Otoritarianisme Gaya Baru
Oleh : Agus Mustawa
Mencermati rangkaian peristiwa faktual akhir-akhir ini, semakin menguatkan adanya semacam persepsi bahwa kehidupan demokrasi di Indonesia bejalan kian mundur kebelakang. Mengutip hasil survey yang dipublikasikan Freedom House dengan judul Freedom in The World, bahwa hak politik dan kebebasan sipil mengalami erosi sejak 2016, dengan skor kebebasan Indonesia pada tahun 2019 sebesar 62 dari skala 0-100. Kondisi tersebut membuat Indonesia masuk dalam kategori “Negara Bebas Sebagian”.
Praktik otoritarianisme gaya baru ditampilkan dalam bentuk demokrasi palsu, dimana kebebasan berserikat, kebebasan berekspresi yang dijamin dalam konstitusi, justru dianggap sebagai ancaman bagi negara. Contohnya pembubaran Ormas Hizbut Tahrir Indonesia dan sebagainya.

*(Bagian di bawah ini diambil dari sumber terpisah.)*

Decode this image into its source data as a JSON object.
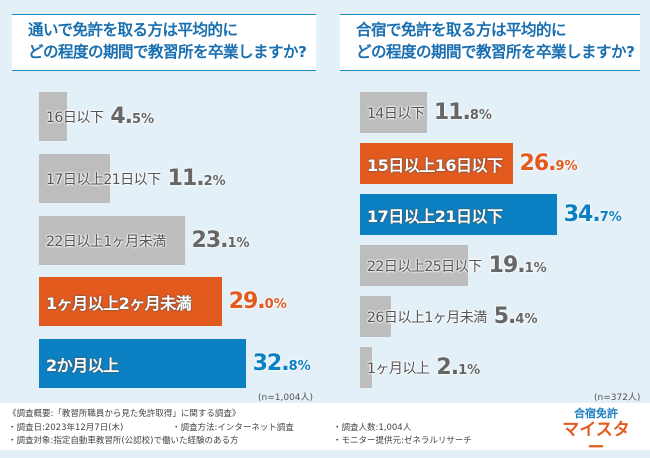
{
  "left": {
    "title_line1": "通いで免許を取る方は平均的に",
    "title_line2": "どの程度の期間で教習所を卒業しますか?",
    "n": "(n=1,004人)",
    "rows": [
      {
        "label": "16日以下",
        "int": "4.",
        "dec": "5%",
        "value": 4.5,
        "color": "gray"
      },
      {
        "label": "17日以上21日以下",
        "int": "11.",
        "dec": "2%",
        "value": 11.2,
        "color": "gray"
      },
      {
        "label": "22日以上1ヶ月未満",
        "int": "23.",
        "dec": "1%",
        "value": 23.1,
        "color": "gray"
      },
      {
        "label": "1ヶ月以上2ヶ月未満",
        "int": "29.",
        "dec": "0%",
        "value": 29.0,
        "color": "orange"
      },
      {
        "label": "2か月以上",
        "int": "32.",
        "dec": "8%",
        "value": 32.8,
        "color": "blue"
      }
    ]
  },
  "right": {
    "title_line1": "合宿で免許を取る方は平均的に",
    "title_line2": "どの程度の期間で教習所を卒業しますか?",
    "n": "(n=372人)",
    "rows": [
      {
        "label": "14日以下",
        "int": "11.",
        "dec": "8%",
        "value": 11.8,
        "color": "gray"
      },
      {
        "label": "15日以上16日以下",
        "int": "26.",
        "dec": "9%",
        "value": 26.9,
        "color": "orange"
      },
      {
        "label": "17日以上21日以下",
        "int": "34.",
        "dec": "7%",
        "value": 34.7,
        "color": "blue"
      },
      {
        "label": "22日以上25日以下",
        "int": "19.",
        "dec": "1%",
        "value": 19.1,
        "color": "gray"
      },
      {
        "label": "26日以上1ヶ月未満",
        "int": "5.",
        "dec": "4%",
        "value": 5.4,
        "color": "gray"
      },
      {
        "label": "1ヶ月以上",
        "int": "2.",
        "dec": "1%",
        "value": 2.1,
        "color": "gray"
      }
    ]
  },
  "colors": {
    "orange": "#e35a1e",
    "blue": "#0b80c2",
    "gray": "#bdbdbd",
    "title": "#1a6fb0"
  },
  "footer": {
    "summary": "《調査概要:「教習所職員から見た免許取得」に関する調査》",
    "date": "・調査日:2023年12月7日(木)",
    "method": "・調査方法:インターネット調査",
    "count": "・調査人数:1,004人",
    "target": "・調査対象:指定自動車教習所(公認校)で働いた経験のある方",
    "provider": "・モニター提供元:ゼネラルリサーチ"
  },
  "logo": {
    "line1": "合宿免許",
    "line2": "マイスター"
  }
}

Selain itu, maraknya sejumlah pelarangan kegiatan karena berbeda pandangan, pendapat atau keyakinan kelompok masyarakat tertentu dengan kelompok lain mengindikasikan bahwa demokrasi kita benar-benar sedang tidak sehat.
Dalam banyak literatur istilah otoritarianisme biasa disebut sebagai paham politik otoriter, yaitu bentuk pemerintahan yang bercirikan penekanan kekuasaan hanya pada negara atau pribadi tertentu, tanpa memperhatikan suara rakyat.
Kecenderungan ini semakin mendapatkan bentuknya ketika sikap penguasa kerap memanfaatkan instrumen hukum sebagai alat penggebuk atau penindas lawan politiknya. Seperti kasus makar yang dituduhkan kepada politikus Partai Amanat Nasional Egi Sudjana, Kivlan Zen dan korban lainnya yang terlalu banyak untuk disebutkan satu-persatu.
Kekhawatiran semakin menguat, dimana hari ini struktur pemerintahan (MPR, DPR, DPD) dikuasai oleh koalisi pemerintah, 90% parpol dapat dipastikan bergabung bersama koalisi. Sehingga kekuatan oposisi sebagai fungsi check and balances terhadap jalannya pemerintahan kurang proporsional. Jika sampai hal itu beneran terjadi, maka demokrasi hanya tinggal selogan kosong tanpa arti.
Potret buram kehidupan demokrasi kita hari ini, mengingatkan pada kondisi yang sama melalui riset Samuel Huntington terhadap konfigurasi politik di Indonesia. Di bawah pimpinan Presiden Soekarno, Indonesia menjadi entitas negara yang demokratis, kemudian mengalami arus balik di fase demokrasi terpimpin “1959-1965”, hingga mengantarkan Indonesia dibawah rezim otoriter sampai dengan Orede Baru. (Samuel P Huntington: 1991).
Gejala-gejala menuju otoritarianisme gaya baru tersebut kentara terlihat dari mulai dwifungsi Polri di banyak jabatan tinggi negara, pasal karet UU ITE yang sering jerat korban, ASN yang dilarang mengkritik pemerintah, dan mengkooptasi media massa, hingga pemblokiran media sosial. Iya, memang begitulah polanya dimainkan, rakyat dibuat untuk tidak menyadari akan keberadaanya, bahkan seolah semuanya terjadi hanya karena kebetulan semata.
“Jika kita memilih tidak peduli, lebih sibuk dengan urusan masing-masing, nasib negeri ini persis seperti sekeranjang telur di ujung tanduk. Hanya soal waktu akan pecah berantakan” (Tere Liye).